Life Sciences companies also frequently find themselves in troubled waters when dealing with community programs and other charitable organizations in various countries for their operations or for a specific event. While it is expected that the Life Sciences companies will provide financial assistance to various local and international charitable organizations, these organizations represent an additional layer of risk. It is important to conduct a thorough due diligence on the charitable organization prior to providing any funds, including determining whether any HCPs are part of this organization or are part of its board. In many countries, especially in developing countries, HCPs that are also part of governmental agencies or part of government owned health care system play important roles in these organizations, and frequently hold a board position. This, of course, represents a significant risk for potential violations of the FCPA, the UK Bribery Act or other anti-corruption laws and regulations.

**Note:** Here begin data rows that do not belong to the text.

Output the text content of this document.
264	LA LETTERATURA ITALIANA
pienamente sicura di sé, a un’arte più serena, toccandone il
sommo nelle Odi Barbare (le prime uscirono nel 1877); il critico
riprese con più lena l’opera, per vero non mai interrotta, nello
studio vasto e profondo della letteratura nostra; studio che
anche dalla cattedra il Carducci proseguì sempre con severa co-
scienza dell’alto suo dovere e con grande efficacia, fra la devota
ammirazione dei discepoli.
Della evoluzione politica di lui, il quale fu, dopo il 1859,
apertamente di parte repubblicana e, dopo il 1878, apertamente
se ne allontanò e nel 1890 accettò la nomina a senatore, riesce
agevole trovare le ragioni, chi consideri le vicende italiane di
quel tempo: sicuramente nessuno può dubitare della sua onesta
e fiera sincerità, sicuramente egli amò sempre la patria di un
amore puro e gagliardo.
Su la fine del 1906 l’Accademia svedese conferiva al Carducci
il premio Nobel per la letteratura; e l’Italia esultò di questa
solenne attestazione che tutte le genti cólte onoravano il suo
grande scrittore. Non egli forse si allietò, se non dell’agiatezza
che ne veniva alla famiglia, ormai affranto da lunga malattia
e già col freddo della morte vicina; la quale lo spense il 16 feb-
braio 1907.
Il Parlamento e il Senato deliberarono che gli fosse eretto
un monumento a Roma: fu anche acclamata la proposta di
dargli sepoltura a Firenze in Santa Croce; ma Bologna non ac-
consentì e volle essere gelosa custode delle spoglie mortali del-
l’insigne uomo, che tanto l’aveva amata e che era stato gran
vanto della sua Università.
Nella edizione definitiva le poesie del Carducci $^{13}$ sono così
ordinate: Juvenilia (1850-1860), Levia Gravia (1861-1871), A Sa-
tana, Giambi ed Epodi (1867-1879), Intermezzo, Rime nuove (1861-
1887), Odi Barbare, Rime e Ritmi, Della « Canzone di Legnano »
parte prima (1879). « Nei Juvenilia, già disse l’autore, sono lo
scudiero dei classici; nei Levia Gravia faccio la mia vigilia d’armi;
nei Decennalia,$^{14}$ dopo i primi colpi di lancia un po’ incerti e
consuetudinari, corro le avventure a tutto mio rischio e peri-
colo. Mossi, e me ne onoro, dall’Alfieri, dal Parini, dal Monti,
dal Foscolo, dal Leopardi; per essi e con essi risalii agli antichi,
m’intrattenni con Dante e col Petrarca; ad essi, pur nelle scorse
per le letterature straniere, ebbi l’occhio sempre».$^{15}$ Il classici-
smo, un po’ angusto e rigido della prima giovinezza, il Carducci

While there are general risks that affect every sector, pharma and life sciences stand apart due to the sheer variety of third parties, including some with very specific risks, such as interactions with HCPs and distributors.
Nevertheless, life sciences companies can successfully navigate these myriad risks. A risk-based approach is a good start, but without a sophisticated way to rate relative third party risks, compliance programs are left open to unexpected pitfalls. Companies should strengthen their compliance and resilience by combining their risk-based approach with a robust third-party due diligence program that takes into account sector-specific concerns and the different risk each type of third party poses. Ensuring that compliance departments and business units work closely together, understand each others’ motivations and obligations, and are prepared to act quickly and assertively when transgressions or issues of concern are discovered are the keys to sound third-party risk management.